As I stood there and colored in the big square next to a name in dark print, I prayed silently.  I prayed for God to give whomever takes the job guidance and understanding.  I prayed for our country to work together and for things to get better.  

And as we sat and watched the polling information come in that night, I prayed again...for clarity for people of our country.  For Hope, and for good will.  
I watched as people (some of my great friends) cried, and laughed, chanted and celebrated. They have so much faith in one man, in the fact that he will produce change.  I didn't celebrate.  Not that I am not happy that he won.  I didn't celebrate because quite honestly, I have no faith in either one of them.  I have no faith in politicians to do what is right.  I have, quite frankly, very little faith in people.

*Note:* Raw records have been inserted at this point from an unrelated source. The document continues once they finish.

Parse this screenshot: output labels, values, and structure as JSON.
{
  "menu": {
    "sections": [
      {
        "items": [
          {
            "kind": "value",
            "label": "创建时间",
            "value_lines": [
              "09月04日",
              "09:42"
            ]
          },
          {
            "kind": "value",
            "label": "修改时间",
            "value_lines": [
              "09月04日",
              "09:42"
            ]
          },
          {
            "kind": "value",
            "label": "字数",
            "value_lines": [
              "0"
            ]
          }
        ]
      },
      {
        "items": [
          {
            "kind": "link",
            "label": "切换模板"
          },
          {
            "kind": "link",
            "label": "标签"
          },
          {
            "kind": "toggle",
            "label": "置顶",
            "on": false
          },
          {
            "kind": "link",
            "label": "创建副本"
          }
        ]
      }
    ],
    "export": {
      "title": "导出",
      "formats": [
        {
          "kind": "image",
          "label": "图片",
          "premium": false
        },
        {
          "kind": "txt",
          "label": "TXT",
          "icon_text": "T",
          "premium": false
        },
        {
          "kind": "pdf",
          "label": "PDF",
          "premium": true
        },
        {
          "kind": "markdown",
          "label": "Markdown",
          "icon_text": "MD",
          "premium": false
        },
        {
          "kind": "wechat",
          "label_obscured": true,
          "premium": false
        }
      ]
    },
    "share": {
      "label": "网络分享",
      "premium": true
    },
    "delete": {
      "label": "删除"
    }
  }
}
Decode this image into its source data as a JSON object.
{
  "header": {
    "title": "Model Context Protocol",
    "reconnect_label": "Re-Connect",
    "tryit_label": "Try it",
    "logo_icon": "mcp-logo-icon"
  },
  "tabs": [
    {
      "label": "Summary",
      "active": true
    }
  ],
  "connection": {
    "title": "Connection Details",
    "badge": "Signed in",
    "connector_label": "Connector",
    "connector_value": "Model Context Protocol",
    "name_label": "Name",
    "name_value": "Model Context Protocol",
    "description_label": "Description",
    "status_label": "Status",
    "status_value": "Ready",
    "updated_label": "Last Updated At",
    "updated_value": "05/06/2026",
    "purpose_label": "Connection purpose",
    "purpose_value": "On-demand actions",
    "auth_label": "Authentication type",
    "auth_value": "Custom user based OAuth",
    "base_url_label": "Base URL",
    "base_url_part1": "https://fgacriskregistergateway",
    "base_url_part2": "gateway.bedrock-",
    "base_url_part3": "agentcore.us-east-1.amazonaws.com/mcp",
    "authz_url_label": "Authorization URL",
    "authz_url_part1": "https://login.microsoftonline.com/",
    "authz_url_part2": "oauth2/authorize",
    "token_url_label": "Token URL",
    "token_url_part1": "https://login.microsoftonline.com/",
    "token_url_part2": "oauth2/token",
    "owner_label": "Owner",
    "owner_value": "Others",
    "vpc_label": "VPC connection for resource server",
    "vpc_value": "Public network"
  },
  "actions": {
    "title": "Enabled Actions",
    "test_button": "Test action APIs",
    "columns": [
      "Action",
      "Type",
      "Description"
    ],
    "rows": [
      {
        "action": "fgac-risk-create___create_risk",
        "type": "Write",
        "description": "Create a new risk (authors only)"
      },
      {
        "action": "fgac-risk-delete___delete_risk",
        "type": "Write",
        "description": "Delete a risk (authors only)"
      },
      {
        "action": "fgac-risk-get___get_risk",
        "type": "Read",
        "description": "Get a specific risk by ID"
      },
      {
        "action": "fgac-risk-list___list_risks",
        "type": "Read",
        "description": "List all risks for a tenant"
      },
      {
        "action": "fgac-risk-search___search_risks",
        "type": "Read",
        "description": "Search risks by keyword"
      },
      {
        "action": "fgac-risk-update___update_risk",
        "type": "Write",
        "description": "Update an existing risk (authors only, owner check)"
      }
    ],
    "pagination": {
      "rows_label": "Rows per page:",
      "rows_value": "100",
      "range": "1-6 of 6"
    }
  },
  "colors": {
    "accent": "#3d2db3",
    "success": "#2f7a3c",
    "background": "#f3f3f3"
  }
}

My mom told me early on that I hold people to very high standards.  Then I get disappointed when they don't meet those standards.  She is so so right.  That is me.  Hence, my lack of faith in people.  They just disappoint me.

But God on the other hand, God I have faith in.  God is the one thing that I feel comfort about.  God is there.  No matter what.  

Don't get me wrong.  There have been days when I was PISSED at God.  When I wanted answers.  When I wanted to know WHY and WHEN and HOW and WHAT.  And I wanted those answers then and now.  

When BT lost his job was the first time I felt it.  I mean really felt it.  God was there, but I didn't want to speak to God.  Its like a good friend, who comes to see you every day and you sit there refusing to talk to him/her.  The friend calls you every day and you don't answer.  God wasn't gone.  I was.

And then there was the latest issue with God...
Every year, our church has a labyrinth.  As I walk through it, I talk to God. I love to get to the center of the labyrinth and just sit, listening for God to speak to me.  As I slowly walk out, I leave feeling a sense of clarity.  A sense of Grace.  And a sense of Peace.  
This past January, I walked into the labyrinth looking for answers.  I wanted a relationship with God.  I wanted to sit in the middle and soak up God's love.  But as I prayed, I watched myself as in slow motion walking out of the labyrinth.  Never once in that prayer time, in my walking, had I reached the middle.  I had walked in just as confused as I left.  
Even then, in the midst of chaos and confusion, I didn't doubt that God was there.  
I did doubt why God walked me out without full clarity.  But I didn't doubt that God was still there.


My prayer for you friend, is for you to know in the core of your being that God is there. 
You may be pissed at God.  You may be unsure of God's plans for you.  But know... beyond a Shadow of a Doubt, that God loves you.

Have faith in God.  The faith in people will come later.  At least I hope so.